“Doğruluk teyitlerini artırmak”
Siyaset bilimci Josef Holnburger, dezenformasyonun nasıl yayıldığını ve sahte haberlere karşı ne yapılabileceğini açıklıyor.
Siyaset bilimci Josef Holnburger, Pia Lamberty ile birlikte kar amacı gütmeyen bir kuruluş olan; komplo ideolojileri, dezenformasyon, anti semitizm ve aşırı sağ konularıyla ilgilenen İzleme, Analiz ve Strateji Merkezi’nin (CeMAS) yönetiminde yer alıyor.
Sayın Holnburger, yalan haber nedir?
Yanlış bilgilendirme ile dezenformasyon arasında bilimsel bir ayrım yapıyoruz. Örneğin, birisi düzgün dinlemediği için bir şeyi yanlış aktarmışsa, bu yanlış bilgidir. Dezenformasyon ise, hiç öyle olmayan veya yanlış bir bağlama yerleştirilmiş bir aktarımla, yanlışlığı bilindiği halde kasıtlı olarak yayılan bilgilerdir. Kamuoyunda buna genellikle sahte haber deniyor.
Dezenformasyon tehlikesi arttı mı?
Bugün dezenformasyon yaymak eskisine göre çok daha kolay. Dolayısıyla bu açıdan risk arttı. Sosyal ağlarda duygusallaştırıcı içeriklerin yayılımı şaşırtıcı derecede iyi işliyor. Özellikle büyük platformların dezenformasyonu engellemek için iyi kurallara ihtiyacı var. Bu bir yönüyle söz konusu hesapların erişimini sınırlamak, hatta engellemek anlamına gelebilir. Ancak, doğruluk teyitleri yoluyla da kullanıcılar yanlış bilgilerden haberdar edilmeli.
İnsanlar yanlışlığı bariz olan iddialara neden inanıyor?
İnsanlar inanmak istedikleri dezenformasyona, onların siyasi kabullerine uyan şeylere inanıyorlar. Somut gerçekleri algılamaktan tümüyle uzaklaşmış komplo ideologları var. Hatta bu insanlar birbiriyle çelişen farklı yanlış bilgilere de inanıyorlar: Örneğin bir taraftan korona virüsünün gizlice geliştirilmiş bir biyolojik silah olduğuna, öteki taraftan zararsız bir grip virüsü olduğuna inanabiliyorlar.

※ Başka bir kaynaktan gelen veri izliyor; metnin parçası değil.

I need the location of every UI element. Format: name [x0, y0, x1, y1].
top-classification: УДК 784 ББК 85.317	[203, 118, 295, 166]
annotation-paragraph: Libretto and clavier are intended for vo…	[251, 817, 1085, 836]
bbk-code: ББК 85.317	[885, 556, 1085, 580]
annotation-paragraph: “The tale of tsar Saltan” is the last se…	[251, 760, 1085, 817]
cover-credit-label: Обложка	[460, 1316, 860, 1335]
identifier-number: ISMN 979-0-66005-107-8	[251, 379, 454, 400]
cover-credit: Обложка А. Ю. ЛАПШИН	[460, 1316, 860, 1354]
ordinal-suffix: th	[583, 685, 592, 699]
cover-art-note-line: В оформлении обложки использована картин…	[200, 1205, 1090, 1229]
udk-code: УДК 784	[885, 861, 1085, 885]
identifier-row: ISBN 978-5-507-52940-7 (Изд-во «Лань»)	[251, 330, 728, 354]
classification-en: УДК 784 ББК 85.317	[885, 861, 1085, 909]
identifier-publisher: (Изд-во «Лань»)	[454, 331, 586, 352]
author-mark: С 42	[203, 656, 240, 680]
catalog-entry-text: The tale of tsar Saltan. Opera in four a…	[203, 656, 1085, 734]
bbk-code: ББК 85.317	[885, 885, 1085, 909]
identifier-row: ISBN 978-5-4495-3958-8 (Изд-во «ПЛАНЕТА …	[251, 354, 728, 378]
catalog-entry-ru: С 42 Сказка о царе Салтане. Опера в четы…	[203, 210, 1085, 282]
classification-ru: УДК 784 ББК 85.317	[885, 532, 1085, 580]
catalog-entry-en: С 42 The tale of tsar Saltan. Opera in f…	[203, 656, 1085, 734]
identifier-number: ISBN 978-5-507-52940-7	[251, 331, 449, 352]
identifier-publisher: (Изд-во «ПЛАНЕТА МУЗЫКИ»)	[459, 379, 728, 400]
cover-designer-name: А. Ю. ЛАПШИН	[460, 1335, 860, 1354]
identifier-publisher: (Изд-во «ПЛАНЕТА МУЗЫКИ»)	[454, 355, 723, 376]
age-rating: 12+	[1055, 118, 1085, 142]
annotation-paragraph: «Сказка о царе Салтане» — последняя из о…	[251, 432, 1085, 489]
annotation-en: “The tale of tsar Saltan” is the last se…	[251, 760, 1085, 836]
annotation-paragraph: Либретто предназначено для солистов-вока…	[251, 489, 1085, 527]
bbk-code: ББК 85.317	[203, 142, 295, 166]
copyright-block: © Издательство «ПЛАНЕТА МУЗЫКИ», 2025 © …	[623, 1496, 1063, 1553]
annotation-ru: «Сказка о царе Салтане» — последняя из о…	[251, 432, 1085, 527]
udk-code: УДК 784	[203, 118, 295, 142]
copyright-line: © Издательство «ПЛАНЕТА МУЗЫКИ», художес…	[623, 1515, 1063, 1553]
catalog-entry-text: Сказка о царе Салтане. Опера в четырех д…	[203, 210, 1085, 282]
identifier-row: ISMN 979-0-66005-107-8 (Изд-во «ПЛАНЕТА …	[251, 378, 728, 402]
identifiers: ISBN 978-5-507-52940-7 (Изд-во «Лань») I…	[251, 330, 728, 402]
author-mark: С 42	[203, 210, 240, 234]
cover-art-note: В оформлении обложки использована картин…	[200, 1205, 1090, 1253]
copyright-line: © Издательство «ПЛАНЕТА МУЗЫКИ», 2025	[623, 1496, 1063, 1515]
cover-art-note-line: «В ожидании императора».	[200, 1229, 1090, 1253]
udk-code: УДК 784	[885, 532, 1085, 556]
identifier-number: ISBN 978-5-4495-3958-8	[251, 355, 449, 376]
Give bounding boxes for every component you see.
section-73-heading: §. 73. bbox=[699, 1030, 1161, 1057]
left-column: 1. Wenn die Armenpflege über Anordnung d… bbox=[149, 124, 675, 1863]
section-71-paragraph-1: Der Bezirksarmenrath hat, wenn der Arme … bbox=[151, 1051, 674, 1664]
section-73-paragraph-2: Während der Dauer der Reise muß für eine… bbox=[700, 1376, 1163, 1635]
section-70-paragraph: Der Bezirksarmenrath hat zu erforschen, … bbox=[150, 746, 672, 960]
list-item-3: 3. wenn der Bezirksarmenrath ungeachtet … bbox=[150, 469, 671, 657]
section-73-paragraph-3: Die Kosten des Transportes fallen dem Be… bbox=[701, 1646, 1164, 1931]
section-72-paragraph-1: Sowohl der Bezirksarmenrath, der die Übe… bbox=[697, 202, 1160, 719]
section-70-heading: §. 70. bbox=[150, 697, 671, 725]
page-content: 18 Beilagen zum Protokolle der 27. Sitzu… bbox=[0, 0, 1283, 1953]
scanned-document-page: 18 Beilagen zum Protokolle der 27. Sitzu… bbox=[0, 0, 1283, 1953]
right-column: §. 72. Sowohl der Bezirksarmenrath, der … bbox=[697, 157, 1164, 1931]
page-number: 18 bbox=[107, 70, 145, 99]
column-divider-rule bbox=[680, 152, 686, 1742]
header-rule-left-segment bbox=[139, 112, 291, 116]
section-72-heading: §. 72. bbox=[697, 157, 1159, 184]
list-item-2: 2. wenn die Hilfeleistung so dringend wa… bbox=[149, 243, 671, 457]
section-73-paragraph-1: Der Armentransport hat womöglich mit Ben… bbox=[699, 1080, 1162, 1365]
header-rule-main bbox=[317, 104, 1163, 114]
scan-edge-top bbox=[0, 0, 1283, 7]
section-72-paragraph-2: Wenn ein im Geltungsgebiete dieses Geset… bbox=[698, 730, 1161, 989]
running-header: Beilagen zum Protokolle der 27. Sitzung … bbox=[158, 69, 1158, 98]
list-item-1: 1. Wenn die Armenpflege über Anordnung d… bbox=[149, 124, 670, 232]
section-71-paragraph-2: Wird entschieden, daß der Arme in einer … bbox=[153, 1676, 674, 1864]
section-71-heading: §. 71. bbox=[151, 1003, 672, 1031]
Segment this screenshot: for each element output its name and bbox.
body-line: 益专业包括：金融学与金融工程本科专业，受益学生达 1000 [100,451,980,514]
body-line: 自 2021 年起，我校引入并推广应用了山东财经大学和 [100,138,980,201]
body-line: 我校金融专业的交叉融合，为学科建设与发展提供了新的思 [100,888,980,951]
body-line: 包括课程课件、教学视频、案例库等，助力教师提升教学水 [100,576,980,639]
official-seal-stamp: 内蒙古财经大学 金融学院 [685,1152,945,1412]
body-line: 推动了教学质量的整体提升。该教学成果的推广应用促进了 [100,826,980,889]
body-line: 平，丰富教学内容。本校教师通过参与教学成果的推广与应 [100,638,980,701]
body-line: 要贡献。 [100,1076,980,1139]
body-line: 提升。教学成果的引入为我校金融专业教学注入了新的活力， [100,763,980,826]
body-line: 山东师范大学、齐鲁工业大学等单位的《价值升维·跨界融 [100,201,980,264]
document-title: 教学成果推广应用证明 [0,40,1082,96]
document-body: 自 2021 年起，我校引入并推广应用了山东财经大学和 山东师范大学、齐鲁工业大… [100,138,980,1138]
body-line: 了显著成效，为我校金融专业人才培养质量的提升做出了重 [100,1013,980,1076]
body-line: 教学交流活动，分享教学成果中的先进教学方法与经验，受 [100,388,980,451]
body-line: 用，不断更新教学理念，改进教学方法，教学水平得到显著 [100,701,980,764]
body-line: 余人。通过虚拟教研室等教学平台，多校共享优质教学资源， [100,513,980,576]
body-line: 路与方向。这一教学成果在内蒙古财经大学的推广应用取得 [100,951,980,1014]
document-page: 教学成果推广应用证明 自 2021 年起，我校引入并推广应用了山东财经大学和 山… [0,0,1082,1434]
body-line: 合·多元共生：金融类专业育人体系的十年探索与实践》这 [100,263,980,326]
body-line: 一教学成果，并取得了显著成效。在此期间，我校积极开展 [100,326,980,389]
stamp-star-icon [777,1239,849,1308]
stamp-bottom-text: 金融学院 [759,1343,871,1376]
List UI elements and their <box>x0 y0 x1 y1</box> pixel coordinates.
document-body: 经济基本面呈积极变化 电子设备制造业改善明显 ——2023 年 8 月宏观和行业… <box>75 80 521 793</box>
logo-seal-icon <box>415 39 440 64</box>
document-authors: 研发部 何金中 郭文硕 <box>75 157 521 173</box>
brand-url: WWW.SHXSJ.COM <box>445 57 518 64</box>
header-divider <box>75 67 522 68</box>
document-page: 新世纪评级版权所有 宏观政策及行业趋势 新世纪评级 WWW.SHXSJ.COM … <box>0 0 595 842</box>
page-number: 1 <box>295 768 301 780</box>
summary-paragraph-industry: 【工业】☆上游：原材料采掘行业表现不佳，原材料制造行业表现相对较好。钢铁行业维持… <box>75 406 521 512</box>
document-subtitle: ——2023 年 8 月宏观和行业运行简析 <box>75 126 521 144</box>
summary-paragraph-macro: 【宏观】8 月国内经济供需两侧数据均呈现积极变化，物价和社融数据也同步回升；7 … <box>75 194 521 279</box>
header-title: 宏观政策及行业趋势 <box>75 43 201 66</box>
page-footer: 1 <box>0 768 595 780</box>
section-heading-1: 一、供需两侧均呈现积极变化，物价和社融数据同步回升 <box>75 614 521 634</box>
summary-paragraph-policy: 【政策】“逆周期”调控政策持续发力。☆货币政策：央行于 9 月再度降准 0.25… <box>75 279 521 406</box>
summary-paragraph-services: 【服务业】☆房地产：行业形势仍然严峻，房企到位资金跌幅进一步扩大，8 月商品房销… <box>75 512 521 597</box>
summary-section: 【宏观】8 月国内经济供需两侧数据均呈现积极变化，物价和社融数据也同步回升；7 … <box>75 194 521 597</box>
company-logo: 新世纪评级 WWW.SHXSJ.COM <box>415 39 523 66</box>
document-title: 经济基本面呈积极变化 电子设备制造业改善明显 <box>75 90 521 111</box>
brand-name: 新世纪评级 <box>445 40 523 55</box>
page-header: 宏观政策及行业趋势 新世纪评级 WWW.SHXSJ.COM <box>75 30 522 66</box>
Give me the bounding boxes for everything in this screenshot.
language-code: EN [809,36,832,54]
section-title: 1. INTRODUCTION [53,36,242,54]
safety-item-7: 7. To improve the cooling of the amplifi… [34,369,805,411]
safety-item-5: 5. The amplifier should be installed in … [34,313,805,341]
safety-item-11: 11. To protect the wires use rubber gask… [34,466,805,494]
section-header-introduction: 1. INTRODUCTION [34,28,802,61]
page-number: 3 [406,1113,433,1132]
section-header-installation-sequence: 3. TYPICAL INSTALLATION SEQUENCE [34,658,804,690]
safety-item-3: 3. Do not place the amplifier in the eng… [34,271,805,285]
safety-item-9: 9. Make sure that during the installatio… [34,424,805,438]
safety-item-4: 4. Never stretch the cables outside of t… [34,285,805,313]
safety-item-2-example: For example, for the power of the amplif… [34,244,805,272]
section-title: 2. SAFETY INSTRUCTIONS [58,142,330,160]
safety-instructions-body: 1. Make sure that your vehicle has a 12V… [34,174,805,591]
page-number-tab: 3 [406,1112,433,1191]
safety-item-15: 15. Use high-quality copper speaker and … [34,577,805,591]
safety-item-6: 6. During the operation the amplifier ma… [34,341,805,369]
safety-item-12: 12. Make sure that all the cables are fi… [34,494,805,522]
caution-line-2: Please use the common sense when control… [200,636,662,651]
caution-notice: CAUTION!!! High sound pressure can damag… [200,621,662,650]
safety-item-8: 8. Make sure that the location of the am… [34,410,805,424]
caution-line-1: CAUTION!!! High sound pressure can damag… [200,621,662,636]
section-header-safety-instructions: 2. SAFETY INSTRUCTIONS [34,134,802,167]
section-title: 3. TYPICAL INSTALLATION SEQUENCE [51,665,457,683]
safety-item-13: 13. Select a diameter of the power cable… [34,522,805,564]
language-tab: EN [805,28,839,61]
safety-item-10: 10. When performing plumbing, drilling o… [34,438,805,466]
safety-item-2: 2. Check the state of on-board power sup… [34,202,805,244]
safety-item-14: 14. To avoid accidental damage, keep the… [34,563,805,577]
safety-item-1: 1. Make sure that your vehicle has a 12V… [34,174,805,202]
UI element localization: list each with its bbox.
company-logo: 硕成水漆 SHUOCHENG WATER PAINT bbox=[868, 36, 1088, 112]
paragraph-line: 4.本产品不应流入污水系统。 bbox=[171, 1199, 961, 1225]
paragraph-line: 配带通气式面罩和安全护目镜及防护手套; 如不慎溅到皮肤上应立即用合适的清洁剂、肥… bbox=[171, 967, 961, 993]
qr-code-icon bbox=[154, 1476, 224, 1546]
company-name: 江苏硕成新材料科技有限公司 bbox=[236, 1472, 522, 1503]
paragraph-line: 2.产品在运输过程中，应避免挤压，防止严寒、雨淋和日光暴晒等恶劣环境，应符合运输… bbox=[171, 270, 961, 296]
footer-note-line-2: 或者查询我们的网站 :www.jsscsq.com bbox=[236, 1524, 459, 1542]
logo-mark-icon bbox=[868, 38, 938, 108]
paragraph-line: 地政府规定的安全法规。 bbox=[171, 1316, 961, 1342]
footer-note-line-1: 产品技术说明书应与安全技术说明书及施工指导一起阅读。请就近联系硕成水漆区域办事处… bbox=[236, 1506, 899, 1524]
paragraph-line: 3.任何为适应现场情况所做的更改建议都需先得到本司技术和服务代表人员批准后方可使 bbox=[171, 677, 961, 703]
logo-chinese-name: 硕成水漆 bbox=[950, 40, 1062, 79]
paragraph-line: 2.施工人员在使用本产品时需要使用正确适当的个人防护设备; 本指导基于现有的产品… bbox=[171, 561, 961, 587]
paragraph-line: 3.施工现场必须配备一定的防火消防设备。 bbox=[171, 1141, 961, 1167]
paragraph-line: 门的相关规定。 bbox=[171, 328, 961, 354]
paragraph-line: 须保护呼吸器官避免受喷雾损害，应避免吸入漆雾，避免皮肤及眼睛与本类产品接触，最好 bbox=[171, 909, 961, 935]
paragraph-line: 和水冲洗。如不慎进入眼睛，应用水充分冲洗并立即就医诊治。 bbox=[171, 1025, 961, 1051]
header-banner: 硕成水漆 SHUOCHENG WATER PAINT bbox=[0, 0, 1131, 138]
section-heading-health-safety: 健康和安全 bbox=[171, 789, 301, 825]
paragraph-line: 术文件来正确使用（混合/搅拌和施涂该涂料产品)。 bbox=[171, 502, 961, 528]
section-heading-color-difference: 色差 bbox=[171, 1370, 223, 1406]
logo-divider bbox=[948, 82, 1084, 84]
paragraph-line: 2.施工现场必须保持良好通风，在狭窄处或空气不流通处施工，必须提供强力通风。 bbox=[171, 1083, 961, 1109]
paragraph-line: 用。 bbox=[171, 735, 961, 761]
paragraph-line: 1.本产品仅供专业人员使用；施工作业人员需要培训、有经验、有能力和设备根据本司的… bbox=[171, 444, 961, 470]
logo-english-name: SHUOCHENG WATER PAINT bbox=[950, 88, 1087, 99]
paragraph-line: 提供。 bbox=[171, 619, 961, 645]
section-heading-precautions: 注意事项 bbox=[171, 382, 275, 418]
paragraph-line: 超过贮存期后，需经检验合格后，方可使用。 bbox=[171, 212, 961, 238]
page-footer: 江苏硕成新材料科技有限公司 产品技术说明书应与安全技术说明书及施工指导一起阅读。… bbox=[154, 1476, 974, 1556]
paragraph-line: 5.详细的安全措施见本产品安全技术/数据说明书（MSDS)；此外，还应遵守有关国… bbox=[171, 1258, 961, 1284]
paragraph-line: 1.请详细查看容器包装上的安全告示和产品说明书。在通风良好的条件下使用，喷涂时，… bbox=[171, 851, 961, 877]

Dezenformasyon konusunda ne yapılabilir?
Her şeyden önce komplo ideolojilerine yatkın insanların bulundukları sosyal ortamlara somut gerçekleri ulaştırmak önemli. Aile içinde veya iş yerinde bu gibi olanaklar var olmaya devam ediyor. Bu nedenle doğruluk teyitlerini; sendikalar, kiliseler veya dernekler aracılığıyla yaymaya devam etmeliyiz. Ayrıca, sevdikleri komplo ideolojilerine inanan insanların yakınlarına danışmanlık desteği veren “Veritas” veya “entschwört” gibi kuruluşları da desteklememiz gerekiyor.
Dezenformasyona aldanmamak için hangi temel tavsiyelerde bulunabilirsiniz?
Aşırı ölçüde duygusal manşetlerin veya alıntıların çoğu zaman bir dezenformasyona işaret ettiği bilinmelidir. Özellikle de görsellerin sahteleri kolayca yapılabiliyor. Örneğin, politikacılar çok çarpık bir yüz ifadesi ile gösteriliyorsa, orijinal çekim muhtemelen manipüle edilmiştir. Öte yandan Almanya’da yerleşik medyada içerik oluşturma standartları gayet iyi, bu nedenle genelde buralardaki bilgilere güvenilebilir. Sosyal medyada, hesabın gerçekten ilgili kişiye ait olduğunun kontrol edilip edilmediğine dikkat edilmeli.